E agora chegamos à verdade particular concernente a “um só Deus e Pai de todos”. Estamos constantemente em perigo de esquecer que a Igreja é, depois de tudo, “a igreja de Deus”. Há um sentido em que a Igreja é a Igreja de Cristo, porém a expressão empregada na Bíblia é “a igreja de Deus”. Veja 1 Co 1:2:
“à igreja de Deus que está em Corinto, aos santificados em Cristo Jesus...”
Veja também 2 Co 1:1:
“Paulo, apóstolo de Cristo Jesus pela vontade de Deus, e o irmão Timóteo, à igreja de Deus que está em Corinto...”
Como será que isto nos ajuda a entender este princípio de unidade? A primeira expressão é, “um só Deus”. Isto quer dizer que, como cristãos, constatamos que existe somente um Deus. O mundo pagão ao qual os cristãos efésios tinham pertencido anteriormente não cria nesta verdade. Como o apóstolo lembra aos Coríntios 8:4:
“todavia, para nós há um só Deus, o Pai, de quem são todas as coisas e para quem existimos;”

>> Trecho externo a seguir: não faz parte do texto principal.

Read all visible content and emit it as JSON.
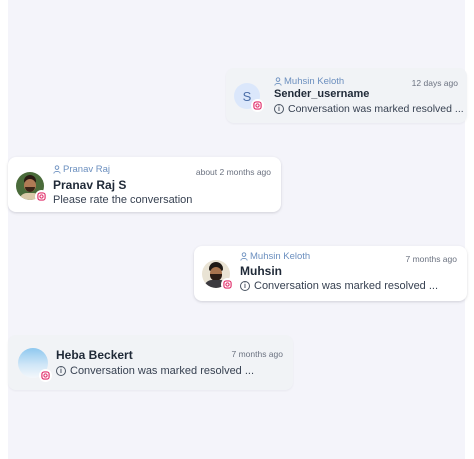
{
  "conversations": [
    {
      "agent": "Muhsin Keloth",
      "time": "12 days ago",
      "avatar_letter": "S",
      "name": "Sender_username",
      "message": "Conversation was marked resolved ..."
    },
    {
      "agent": "Pranav Raj",
      "time": "about 2 months ago",
      "name": "Pranav Raj S",
      "message": "Please rate the conversation"
    },
    {
      "agent": "Muhsin Keloth",
      "time": "7 months ago",
      "name": "Muhsin",
      "message": "Conversation was marked resolved ..."
    },
    {
      "time": "7 months ago",
      "name": "Heba Beckert",
      "message": "Conversation was marked resolved ..."
    }
  ],
  "colors": {
    "panel_bg": "#f4f4fa",
    "agent_text": "#6b8fbf",
    "instagram_badge": "#e1306c"
  }
}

Aqui também, no interesse da unidade, o apóstolo está apresentando o argumento do “um só Deus”. A crença numa multiplicidade de deuses sempre leva à divisão. Este adora a Júpiter, aquele a Mercúrio, outro adora ao deus Marte ou a algum outro Deus. Como Paulo viu em Atenas. Paulo ensinava em toda parte, era resultado da obra do diabo; pois há unicamente “um Deus”. E, uma vez que há somente um Deus, tem que haver unidade essencial entre os que crêem nEle. O apóstolo não está só ensinando que há somente um Deus, mas também está acentuando o fato de que Deus é um só. Este é um grande mistério, porém é a essência da doutrina da Trindade. Não cremos que existem três deuses; há um só “Deus em três Pessoas, a bendita Trindade”. Isto explica por que alguns dos judeus a princípio achavam difícil crer no Senhor Jesus Cristo, que Se dizia um com o Pai. Veja Jo 10:30:
“Eu e o Pai somos um.”
Não tentem entender isto; ninguém pode entender este mistério último. Contudo é a verdade que encontramos nas Escrituras. Deus é Um - há uma só Deidade. Todavia há três Pessoas na Deidade. Isto não implica três deuses, não triteísmo, e sim monoteísmo - três Pessoas na Deidade Eterna e Una. Reconhecemos o Espírito; reconhecemos o Filho; reconhecemos o Pai; não obstante, dizemos que os três são um só Deus. Lemos que o Espírito está em nós, que Cristo está em nós, que Deus está em nós. Lemos que o Espírito fez certas coisas, lemos noutras partes que Cristo fez as mesmas coisas, e ainda que o Pai fez as mesmas coisas. Essa é apenas uma maneira de salientar esta verdade, que os Três são Um na Deidade eterna - “Deus em três Pessoas, a bendita Trindade”. É Trindade em Unidade, é Triunidade. Isso de novo reforça e acentua o princípio de unidade na Igreja. Assim como as três benditas Pessoas são um só Deus, também nós, que adoramos e pertencemos a Deus, somos igual e necessariamente um só. Portanto, devemos lembrar-nos de “guardar a unidade do Espírito pelo vínculo da paz”.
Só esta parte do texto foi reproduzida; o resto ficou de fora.